Acure also has a notification system that works on the same principles as Graylog or Splunk, there is a synthetic trigger mechanism for generating events, and a “Rules and Actions” mechanism for triggering the necessary actions to trigger complex rules.
4. Grafana Loki
Grafana Loki is a relatively recent addition to the list of log collection and analysis software solutions – the project was launched in 2018. Grafana Loki works in the same way as the ELK stack and Graylog, but with its own specifics.
Loki itself is nothing more than an indexer of the structured logs it receives and indexing is not carried out according to the entire text of log messages, only according to log metadata (tags or labels), while the logs themselves are compressed side by side into separate files and stored either locally, or in cloud storage like Amazon S3 or GCS. Full-text search by index is not possible in Loki.
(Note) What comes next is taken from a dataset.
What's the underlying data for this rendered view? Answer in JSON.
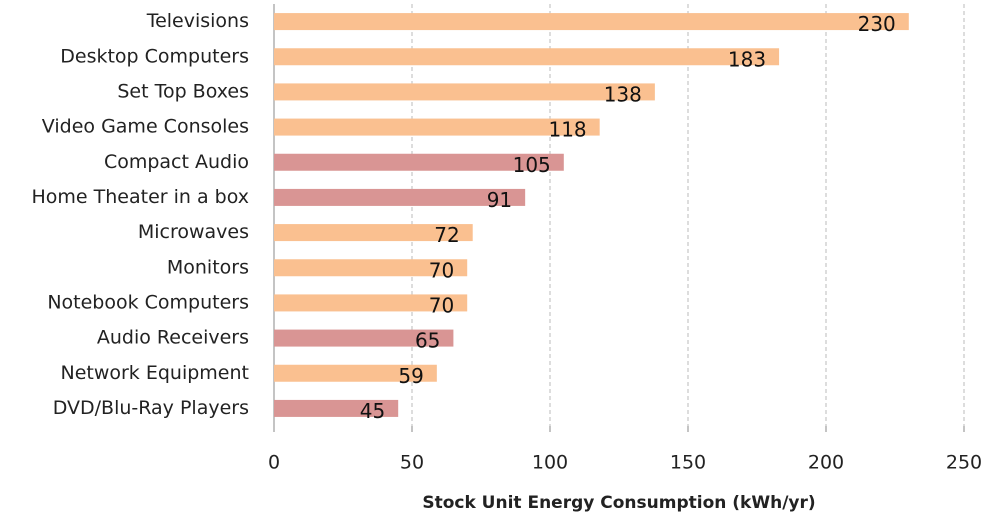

The data is searched first by indexed fields and then the text of the selected logs is scanned with regular expressions. This approach avoids problems with RAM requirements (a full-text index of logs is often comparable in size to the logs themselves, and for a quick search it must be loaded into memory), but it significantly increases the search time in case of a large volume of logs.
To speed up the search, Loki can split the request into several parts and execute them in parallel, so that the processing speed depends on the allocated resources.
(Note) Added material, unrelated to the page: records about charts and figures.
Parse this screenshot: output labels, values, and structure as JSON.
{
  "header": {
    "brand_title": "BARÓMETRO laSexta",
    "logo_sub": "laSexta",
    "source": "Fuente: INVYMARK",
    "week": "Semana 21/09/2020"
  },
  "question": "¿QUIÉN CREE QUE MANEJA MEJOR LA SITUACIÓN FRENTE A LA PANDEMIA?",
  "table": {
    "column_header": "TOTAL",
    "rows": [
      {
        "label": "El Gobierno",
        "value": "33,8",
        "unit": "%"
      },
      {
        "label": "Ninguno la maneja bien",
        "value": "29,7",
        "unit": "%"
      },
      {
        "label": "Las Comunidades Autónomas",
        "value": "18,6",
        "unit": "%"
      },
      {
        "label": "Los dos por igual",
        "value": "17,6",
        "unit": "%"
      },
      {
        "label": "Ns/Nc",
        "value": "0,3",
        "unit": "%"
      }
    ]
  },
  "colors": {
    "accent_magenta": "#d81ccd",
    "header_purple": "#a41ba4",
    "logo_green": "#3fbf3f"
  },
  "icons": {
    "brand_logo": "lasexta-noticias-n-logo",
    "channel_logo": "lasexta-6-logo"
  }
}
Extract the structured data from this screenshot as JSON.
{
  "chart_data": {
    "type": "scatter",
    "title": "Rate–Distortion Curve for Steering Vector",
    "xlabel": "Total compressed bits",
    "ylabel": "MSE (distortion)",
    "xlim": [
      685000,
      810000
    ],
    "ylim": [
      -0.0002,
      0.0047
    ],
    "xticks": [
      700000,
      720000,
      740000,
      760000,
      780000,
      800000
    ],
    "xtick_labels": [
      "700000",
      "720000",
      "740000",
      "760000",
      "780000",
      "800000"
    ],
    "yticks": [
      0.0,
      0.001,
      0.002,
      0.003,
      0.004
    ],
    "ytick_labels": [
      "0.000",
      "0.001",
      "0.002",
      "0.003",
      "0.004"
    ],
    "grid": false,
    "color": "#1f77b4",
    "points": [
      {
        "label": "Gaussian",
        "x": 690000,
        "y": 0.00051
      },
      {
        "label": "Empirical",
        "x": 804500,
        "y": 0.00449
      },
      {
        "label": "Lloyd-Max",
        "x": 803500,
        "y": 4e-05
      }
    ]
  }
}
Secondly, Loki delegates all the main work (parsing, finding named fields in the text of log messages, their transformation and reduction to a common format) to collector agents. Loki ‘s native agent is Promtail, although it is possible to use Fluentd, Logstash and some others.
Currently, Promtail can only read log messages from local files and from the systemd service, but it borrows Prometheus ‘s service discovery mechanism, which allows it to automatically integrate with Kubernetes and collect logs from nodes, services, or pods, immediately putting tags on based on metadata from Kubernetes .
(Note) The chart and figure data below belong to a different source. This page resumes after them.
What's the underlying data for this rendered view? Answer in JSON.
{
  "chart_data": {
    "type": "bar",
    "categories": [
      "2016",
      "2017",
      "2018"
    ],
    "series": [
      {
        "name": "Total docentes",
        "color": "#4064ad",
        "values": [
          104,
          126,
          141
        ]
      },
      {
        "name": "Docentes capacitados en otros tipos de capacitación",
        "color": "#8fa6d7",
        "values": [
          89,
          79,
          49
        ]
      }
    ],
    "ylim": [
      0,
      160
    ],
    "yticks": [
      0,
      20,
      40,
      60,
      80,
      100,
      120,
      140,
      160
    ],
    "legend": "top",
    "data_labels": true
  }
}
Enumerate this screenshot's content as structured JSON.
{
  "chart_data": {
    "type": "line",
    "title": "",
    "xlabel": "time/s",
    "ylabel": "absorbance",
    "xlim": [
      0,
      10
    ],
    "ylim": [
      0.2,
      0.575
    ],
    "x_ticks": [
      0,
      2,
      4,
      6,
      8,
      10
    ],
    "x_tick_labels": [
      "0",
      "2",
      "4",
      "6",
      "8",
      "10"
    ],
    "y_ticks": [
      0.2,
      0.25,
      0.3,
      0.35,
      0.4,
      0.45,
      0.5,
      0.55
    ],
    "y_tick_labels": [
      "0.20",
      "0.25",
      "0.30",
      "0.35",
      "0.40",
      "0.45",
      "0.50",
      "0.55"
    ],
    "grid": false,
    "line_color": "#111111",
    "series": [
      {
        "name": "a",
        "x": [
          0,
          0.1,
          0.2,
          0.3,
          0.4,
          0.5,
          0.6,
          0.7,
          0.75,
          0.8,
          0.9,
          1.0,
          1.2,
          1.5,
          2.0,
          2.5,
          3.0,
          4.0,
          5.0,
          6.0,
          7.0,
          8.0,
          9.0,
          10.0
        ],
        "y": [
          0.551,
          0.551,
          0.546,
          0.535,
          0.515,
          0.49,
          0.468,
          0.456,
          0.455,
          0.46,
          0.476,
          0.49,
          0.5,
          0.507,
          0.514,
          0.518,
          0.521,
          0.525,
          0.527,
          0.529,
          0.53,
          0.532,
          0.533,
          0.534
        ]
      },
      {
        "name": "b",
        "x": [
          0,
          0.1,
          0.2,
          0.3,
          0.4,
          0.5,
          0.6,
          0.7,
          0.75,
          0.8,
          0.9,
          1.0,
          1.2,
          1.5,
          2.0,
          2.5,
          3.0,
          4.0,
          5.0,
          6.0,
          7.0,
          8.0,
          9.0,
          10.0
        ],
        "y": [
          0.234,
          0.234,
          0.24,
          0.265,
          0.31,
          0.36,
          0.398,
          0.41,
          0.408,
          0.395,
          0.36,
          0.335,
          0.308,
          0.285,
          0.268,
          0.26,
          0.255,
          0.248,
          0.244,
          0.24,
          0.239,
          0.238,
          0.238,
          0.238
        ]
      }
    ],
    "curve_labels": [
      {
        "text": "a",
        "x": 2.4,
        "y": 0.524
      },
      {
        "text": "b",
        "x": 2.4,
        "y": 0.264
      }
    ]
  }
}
The mechanism for processing log messages and bringing them to a structured form in Promtail is similar to the mechanism of extractors in Graylog (although there are some nuances everywhere), but Promtail does not have a graphical interface and the entire configuration of processing pipelines must be specified separately in a text file, which is not always convenient.
A tool for visualizing data from logs in the Grafana system Loki performs, of course, Grafana . Search queries in Loki can be sent in a special Grafana interface Explore, queries use LogQL very similar to Prometheus PromQL . Like Kibana, Grafana provides a wide range of data visualization options:
- search query results can be displayed in the form of various graphs, histograms, tables, heat maps, etc.,
- it is possible to combine several visualizations on one dashboard, which can be saved, loaded and modified, as well as exported and imported from Grafana.com.
Grafana has a highly developed built-in alert system, which, similar to Graylog, are periodically self- launched search queries that generate notifications when certain conditions are met. At the same time, the options for configuring and setting up alerts provided in the Grafana graphical interface are very wide, and notifications can be sent through many channels: email, slack, telegram, discord, etc.
Instead of a conclusion…
For all the considered software solutions in the latest versions, it should be noted a strong trend towards delegating the functionality of the primary processing of logs to their local agents, which can lead to some simplification of the functionality of log aggregators. It is also worth noting the trend of a gradual reduction in free functionality and the emergence of more and more paid ones.
This applies to ELK and Graylog. ELK stack is the most complete solution for collecting and processing data but alerting only in paid versions significantly spoils the picture. Graylog is also more of a log analysis tool. Grafana Loki is the simplest and lightest solution, and it is suitable for solving narrow problems when full observability of systems and services is not needed.
Acure, despite being a young platform, is significantly superior in functionality to the presented solutions and provides full observability and powerful functionality absolutely for free.